As Warren Buffet says: “The dumbest reason in the world to buy a stock is because it’s going up.”

Click here to test if Warren Buffett’s seven investment principles are being implemented in your portfolio.

John Bogle

John Clifton “Jack” Bogle is the founder and retired CEO of The Vanguard Group, the world’s largest mutual fund company. He is known for his 1999 book Common Sense on Mutual Funds: New Imperatives for the Intelligent Investor, which became a bestseller and is considered a classic.

At the Investment Fitness Club all our programmes and processes are designed and built for you in line with John Bogle’s ten investment commandments.

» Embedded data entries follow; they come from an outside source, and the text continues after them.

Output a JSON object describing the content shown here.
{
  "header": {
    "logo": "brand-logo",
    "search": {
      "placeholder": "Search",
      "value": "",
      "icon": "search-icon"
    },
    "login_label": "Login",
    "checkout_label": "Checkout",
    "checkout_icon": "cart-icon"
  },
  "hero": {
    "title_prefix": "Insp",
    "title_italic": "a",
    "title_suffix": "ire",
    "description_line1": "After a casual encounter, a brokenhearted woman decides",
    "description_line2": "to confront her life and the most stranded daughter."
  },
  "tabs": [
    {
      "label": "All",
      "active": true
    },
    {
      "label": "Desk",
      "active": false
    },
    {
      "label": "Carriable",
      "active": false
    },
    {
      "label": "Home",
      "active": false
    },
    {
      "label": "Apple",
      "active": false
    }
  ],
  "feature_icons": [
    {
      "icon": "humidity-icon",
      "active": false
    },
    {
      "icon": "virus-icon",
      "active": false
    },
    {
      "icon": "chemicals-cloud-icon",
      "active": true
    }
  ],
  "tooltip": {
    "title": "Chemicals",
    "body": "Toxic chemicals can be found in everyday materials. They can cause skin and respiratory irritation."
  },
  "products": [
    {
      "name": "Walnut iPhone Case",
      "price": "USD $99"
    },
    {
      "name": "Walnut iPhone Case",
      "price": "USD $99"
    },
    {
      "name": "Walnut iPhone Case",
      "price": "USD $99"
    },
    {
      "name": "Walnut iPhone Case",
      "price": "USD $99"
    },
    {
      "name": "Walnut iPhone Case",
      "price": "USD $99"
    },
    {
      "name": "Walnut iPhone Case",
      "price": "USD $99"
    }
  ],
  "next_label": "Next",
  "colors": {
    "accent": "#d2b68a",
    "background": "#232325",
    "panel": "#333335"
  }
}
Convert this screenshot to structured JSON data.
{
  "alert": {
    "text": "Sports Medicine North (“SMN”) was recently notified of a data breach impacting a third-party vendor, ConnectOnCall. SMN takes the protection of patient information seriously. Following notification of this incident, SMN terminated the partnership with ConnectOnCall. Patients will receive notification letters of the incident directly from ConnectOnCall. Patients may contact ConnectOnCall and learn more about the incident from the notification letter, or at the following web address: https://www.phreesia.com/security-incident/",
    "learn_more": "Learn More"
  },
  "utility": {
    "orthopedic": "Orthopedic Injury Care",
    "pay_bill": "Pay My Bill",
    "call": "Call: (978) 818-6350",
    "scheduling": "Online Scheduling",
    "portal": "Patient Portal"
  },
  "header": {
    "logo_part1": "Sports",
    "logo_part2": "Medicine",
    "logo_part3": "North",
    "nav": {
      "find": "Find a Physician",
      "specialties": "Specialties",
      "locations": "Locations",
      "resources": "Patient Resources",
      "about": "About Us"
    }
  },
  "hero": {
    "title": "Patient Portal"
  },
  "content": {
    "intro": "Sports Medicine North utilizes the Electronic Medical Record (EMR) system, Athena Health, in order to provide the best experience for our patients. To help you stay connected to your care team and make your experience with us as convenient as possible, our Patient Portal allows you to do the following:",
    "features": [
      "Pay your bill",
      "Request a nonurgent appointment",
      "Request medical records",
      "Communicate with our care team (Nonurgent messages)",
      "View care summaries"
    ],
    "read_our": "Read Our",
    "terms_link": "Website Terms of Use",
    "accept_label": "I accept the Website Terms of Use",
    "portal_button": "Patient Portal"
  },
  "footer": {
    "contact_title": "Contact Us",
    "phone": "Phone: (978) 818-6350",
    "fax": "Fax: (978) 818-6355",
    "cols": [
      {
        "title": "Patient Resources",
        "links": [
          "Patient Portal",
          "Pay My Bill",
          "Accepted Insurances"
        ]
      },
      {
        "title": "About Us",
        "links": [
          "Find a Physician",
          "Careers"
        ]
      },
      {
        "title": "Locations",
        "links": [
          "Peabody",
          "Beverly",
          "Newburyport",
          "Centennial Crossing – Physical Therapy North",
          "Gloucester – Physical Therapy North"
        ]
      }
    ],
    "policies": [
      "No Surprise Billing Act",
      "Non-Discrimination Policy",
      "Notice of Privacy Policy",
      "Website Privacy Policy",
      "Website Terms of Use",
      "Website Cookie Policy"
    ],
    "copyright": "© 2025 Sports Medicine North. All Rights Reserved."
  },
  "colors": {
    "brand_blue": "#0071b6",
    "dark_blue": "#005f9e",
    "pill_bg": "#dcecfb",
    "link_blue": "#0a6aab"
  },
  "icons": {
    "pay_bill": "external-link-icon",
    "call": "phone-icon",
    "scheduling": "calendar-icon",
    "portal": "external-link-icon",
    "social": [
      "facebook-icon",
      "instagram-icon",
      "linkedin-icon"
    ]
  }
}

  1. Remember reversion to the mean. Selecting your fund from yesterday’s winners is fraught with peril. Over the long run, reversion to the market average is inevitable.
  2. Time is your friend. Start early, stick to a plan and ignore the chatter of the day. Let the miracle of compound interest work for you.
  3. Buy right and hold tight. Once you set your asset allocation, ignore moves in the market. Stick to the plan.
  4. Have realistic expectations. Rates of return in the coming decade are likely to be lower than the last. A seven per cent annual return before costs and inflation for stocks and a 2.5 per cent return for bonds before costs and inflation is reasonable.
  5. Forget the needle, buy the haystack. Don’t waste time buying individual stocks or stock funds. Cut your risk by purchasing broad-based index or exchange-traded funds.
  6. Minimise the “croupier’s” take. Minimise fees by investing in low-cost, low turnover funds. This increases your return.
  7. There’s no escaping risk. There’s no wealth without risk. If you don’t save, you’ll end up with nothing. And if you don’t invest for your retirement, your savings will be depleted by inflation.
  8. Don’t fight the last war. What worked in the past is no predictor of what will work in future. The past is not prologue.
  9. The hedgehog beats the fox. Foxes are sly and represent financial institutions that sell complicated products and charge high fees for advice. A hedgehog does one thing when threatened — he curls up into a spiny ball. Simple, but effective, like an index fund.
  10. Stay the course. The secret to successful investing isn’t forecasting or good stock or fund-picking. It is about making a plan, sticking to it, eliminating unnecessary risks, and keeping your costs low.